English courts have a longstanding and well recognised jurisdiction to restrain foreign proceedings which are brought in violation of an agreement to settle disputes by arbitration in London.

In the recent case of XL Insurance Co SE v Little, the claimant (the ”XL Insurance”) asked the English High Court for a final anti-suit injunction to restrain Mr Little from pursuing proceedings that he had brought in the District Court of the Southern District of New York (the “New York Court”).

Mr Little, a former Barclays employee, had been accused by US authorities of manipulating foreign exchange currency benchmarks. In order to fund his defence against those allegations, Mr Little sought to draw on a directors and officers insurance policy issued by XL Insurance to the bank (“Policy”). However, XL Insurance denied that Mr Little was insured under that Policy and therefore declined to provide cover.

In December of 2018, Mr Little filed proceedings against XL Insurance in the New York Court, alleging breach of contract and seeking a declaration that there was coverage available under the Policy for his costs associated with the US regulatory action.

However, those proceedings were in conflict with an arbitration clause under the Policy, which specified that any dispute or difference had to be submitted to LCIA arbitration in London. XL Insurance therefore applied to the English court for an anti-suit injunction.


Mr Justice Popplewell granted the injunction, holding that if Mr Little were insured under the Policy, then he was bound by the dispute resolution clause to arbitrate his claim to coverage in London.

The relevant law was said to be uncontroversial. Where parties have entered into an agreement to arbitrate disputes in a particular forum, this gives rise to a negative obligation not to commence proceedings in any other forum in relation to matters which are within the scope of the arbitration agreement. The Court held that Mr Little could not found a claim in the New York Court based on rights said to arise out of the Policy without also being bound by its dispute resolution provisions.

Mr Justice Popplewell did not consider there to be any strong reasons against granting an injunction.   He noted that XL Insurance had made its application promptly and had not submitted to the jurisdiction of the New York Court. The fact that Mr Little resided in New York and owned no real property in the UK had no bearing on the High Court’s jurisdiction over him, which was plainly established by the English law contract from which he sought to derive a benefit.

It was argued that Mr Little should not be bound by the dispute resolution provision because he played no role in negotiating or purchasing the Policy. However, that argument was held to be misconceived as a matter of English law. After all, it was Mr Little who sought to assert rights under the Policy and those rights, if they existed, could only be exercised in accordance with the Policy’s contractual provisions.
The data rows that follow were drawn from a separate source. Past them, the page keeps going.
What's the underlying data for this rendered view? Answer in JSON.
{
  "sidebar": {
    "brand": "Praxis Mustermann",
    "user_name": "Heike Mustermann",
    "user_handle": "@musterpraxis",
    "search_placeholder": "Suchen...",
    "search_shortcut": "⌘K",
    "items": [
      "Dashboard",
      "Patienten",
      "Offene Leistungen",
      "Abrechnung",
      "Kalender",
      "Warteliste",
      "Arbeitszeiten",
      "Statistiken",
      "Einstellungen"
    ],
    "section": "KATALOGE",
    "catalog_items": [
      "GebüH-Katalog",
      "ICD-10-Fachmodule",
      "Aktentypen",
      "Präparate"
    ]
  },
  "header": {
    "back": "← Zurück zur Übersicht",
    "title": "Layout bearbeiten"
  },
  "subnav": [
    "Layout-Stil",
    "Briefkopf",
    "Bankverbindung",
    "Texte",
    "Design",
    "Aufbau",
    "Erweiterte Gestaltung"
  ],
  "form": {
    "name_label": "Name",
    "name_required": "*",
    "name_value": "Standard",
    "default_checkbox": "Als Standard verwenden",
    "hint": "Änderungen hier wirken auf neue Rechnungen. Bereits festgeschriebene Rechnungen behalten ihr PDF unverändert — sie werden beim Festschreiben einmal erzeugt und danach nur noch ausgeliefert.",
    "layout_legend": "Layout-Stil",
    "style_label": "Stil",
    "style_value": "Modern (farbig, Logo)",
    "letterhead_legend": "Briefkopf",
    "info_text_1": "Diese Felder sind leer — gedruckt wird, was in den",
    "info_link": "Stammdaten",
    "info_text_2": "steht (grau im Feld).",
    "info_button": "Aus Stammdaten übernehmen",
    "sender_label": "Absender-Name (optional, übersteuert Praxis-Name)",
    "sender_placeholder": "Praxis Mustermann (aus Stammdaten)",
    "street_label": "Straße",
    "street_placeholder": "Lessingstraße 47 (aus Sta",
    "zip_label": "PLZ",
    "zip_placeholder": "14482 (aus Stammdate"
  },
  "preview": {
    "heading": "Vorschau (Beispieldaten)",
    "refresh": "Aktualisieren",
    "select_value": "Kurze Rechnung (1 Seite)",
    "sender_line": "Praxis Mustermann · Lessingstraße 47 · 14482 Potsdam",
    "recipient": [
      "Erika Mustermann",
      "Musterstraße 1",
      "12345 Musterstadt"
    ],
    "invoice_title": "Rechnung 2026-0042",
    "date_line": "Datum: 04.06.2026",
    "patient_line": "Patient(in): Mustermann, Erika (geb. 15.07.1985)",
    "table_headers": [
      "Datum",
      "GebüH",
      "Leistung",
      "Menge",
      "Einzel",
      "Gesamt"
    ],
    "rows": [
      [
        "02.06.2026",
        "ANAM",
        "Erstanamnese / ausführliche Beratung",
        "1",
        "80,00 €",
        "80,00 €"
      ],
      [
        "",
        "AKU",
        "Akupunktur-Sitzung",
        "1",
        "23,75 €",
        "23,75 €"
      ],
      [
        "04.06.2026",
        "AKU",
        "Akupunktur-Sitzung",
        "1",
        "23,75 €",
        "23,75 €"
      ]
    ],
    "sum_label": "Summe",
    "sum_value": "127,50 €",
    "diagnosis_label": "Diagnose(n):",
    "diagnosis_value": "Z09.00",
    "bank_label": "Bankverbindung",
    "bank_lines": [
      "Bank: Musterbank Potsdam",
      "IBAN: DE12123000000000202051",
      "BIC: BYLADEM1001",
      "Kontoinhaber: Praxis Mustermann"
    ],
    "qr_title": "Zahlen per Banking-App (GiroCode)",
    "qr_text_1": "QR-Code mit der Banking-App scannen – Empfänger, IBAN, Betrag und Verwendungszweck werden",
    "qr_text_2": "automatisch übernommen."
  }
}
It was also suggested that the dispute resolution clause should not apply to the “threshold question” of whether Mr Little was insured under the policy. Mr Justice Popplewell disagreed, ruling that the arbitration clause was wide enough to cover a dispute about whether Mr Little was insured. He summed the matter up as follows: “Mr Little says that he is an insured. XL Insurance disputes that that is so. If he is an insured then, as a matter of English law, he is bound by the terms of the policy, including the dispute resolution provision. If he is not an insured, then he has no claim in any event. He cannot be an insured who has a claim under the policy but who is not bound by the dispute resolution provision.”


The judgment serves as a useful reminder that English courts will not hesitate to restrain US proceedings if seen as necessary to protect a London arbitration agreement.